Teter has some tricks up sleeve

She's healthy and ready for Tour

November 20, 2008|Marty Basch, Globe Correspondent

The easygoing Hannah Teter is tight-lipped when it comes to how she plans to fly in the halfpipe this season.

"That's top secret information," she said with a laugh from South Lake Tahoe, Calif. "I'm working on a lot of stuff. I'm trying to do more inverts and corked-out rotations that you don't see at the girls' level. I want to be more creative."

Teter's spent a lot of time in the gym after a knee injury forced her to take it easy last winter. Nonetheless she delivered third-place finishes at the European Open and Breckenridge Grand Prix.
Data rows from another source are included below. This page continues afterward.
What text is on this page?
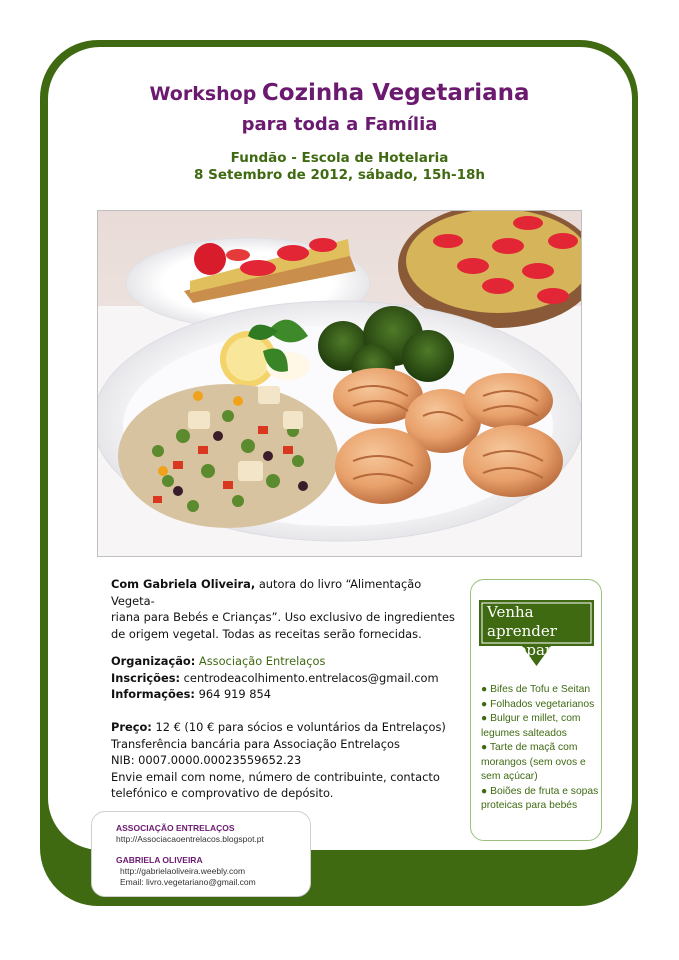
Workshop Cozinha Vegetariana
para toda a Família
Fundão - Escola de Hotelaria
8 Setembro de 2012, sábado, 15h-18h
Com Gabriela Oliveira, autora do livro “Alimentação Vegeta-
riana para Bebés e Crianças”. Uso exclusivo de ingredientes
de origem vegetal. Todas as receitas serão fornecidas.
Organização: Associação Entrelaços
Inscrições: centrodeacolhimento.entrelacos@gmail.com
Informações: 964 919 854
Preço: 12 € (10 € para sócios e voluntários da Entrelaços)
Transferência bancária para Associação Entrelaços
NIB: 0007.0000.00023559652.23
Envie email com nome, número de contribuinte, contacto
telefónico e comprovativo de depósito.
Venha aprender
a preparar:
● Bifes de Tofu e Seitan
● Folhados vegetarianos
● Bulgur e millet, com legumes salteados
● Tarte de maçã com morangos (sem ovos e sem açúcar)
● Boiões de fruta e sopas proteicas para bebés
ASSOCIAÇÃO ENTRELAÇOS
http://Associacaoentrelacos.blogspot.pt
GABRIELA OLIVEIRA
http://gabrielaoliveira.weebly.com
Email: livro.vegetariano@gmail.com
The 2006 Olympic halfpipe gold medalist and Vermont native is among several planning to compete in the three-stop AST Winter Dew Tour, which begins Dec. 18 at Colorado's Breckenridge, stops at Vermont's Mount Snow Jan. 8-11, and wraps up in Lake Tahoe, Calif., Feb. 19-22. Shaun White, Kelly Clark, Torah Bright, Danny Kass, and Kevin Pearce are also expected to compete. The snowboard and free-ski Tour has a $1.5 million purse.

"Kelly [Clark, an Olympic gold medal winner with Vermont connections] is definitely the one to look at this season," Teter said. "She's definitely pushing it and I'm going to be on her tail."
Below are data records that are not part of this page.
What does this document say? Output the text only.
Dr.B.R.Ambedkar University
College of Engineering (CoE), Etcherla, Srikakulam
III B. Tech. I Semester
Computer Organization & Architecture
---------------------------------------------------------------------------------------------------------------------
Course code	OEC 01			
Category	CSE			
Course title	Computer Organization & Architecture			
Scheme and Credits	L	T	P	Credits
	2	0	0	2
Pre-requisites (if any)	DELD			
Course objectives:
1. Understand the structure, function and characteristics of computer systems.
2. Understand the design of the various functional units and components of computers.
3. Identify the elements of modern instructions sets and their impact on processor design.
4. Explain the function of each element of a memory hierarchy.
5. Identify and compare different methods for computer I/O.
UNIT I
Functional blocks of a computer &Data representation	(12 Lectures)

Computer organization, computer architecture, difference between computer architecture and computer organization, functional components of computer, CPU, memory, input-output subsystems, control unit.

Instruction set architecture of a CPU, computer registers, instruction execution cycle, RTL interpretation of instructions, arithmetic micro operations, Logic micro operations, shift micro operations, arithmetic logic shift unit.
Teter is from Vermont's first family of snowboarding. She is being coached by big brother Abe, whom she remembers competing in the X Games at Mount Snow in 2000.

"I went there and watched Abe compete," she said. "I remember thinking it looked fun and that I should do that. That inspired me to do the same."

Since her Olympic win, Teter, 21, donates her competition earnings through her charity, Hannah's Gold, which raises money through maple syrup sales to children in Kenya. She and her family visited Kirindon, Kenya, recently where she saw the money being used for improvements to buildings and sanitation.

"This is a rest-of-my-career decision," she said. "I wanted to make some cashola for the children there. I needed a new kind of motivation to compete and this keeps me going while helping other people."

Cushioning the blow

Windham Mountain in upstate New York will become the first US ski resort to use a huge, inflatable compression bag to cushion the blows for skiers or boarders who botch their landings while performing halfpipe aerial maneuvers.

The heavy-gauge "Big Air Bag" measures 56 feet by 33 feet and reinflates every 10 seconds. Manufactured in The Netherlands and just now starting to catch on in Europe, Windham Mountain expects it will be a hit stateside, and signed on to be the product's distributor in America.

Windham intends to incorporate the Big Air Bag as a training tool for local freestyle teams as well as a fun perk for ticket-holders, but aspiring aerial acrobats will be required to view an educational demo video first.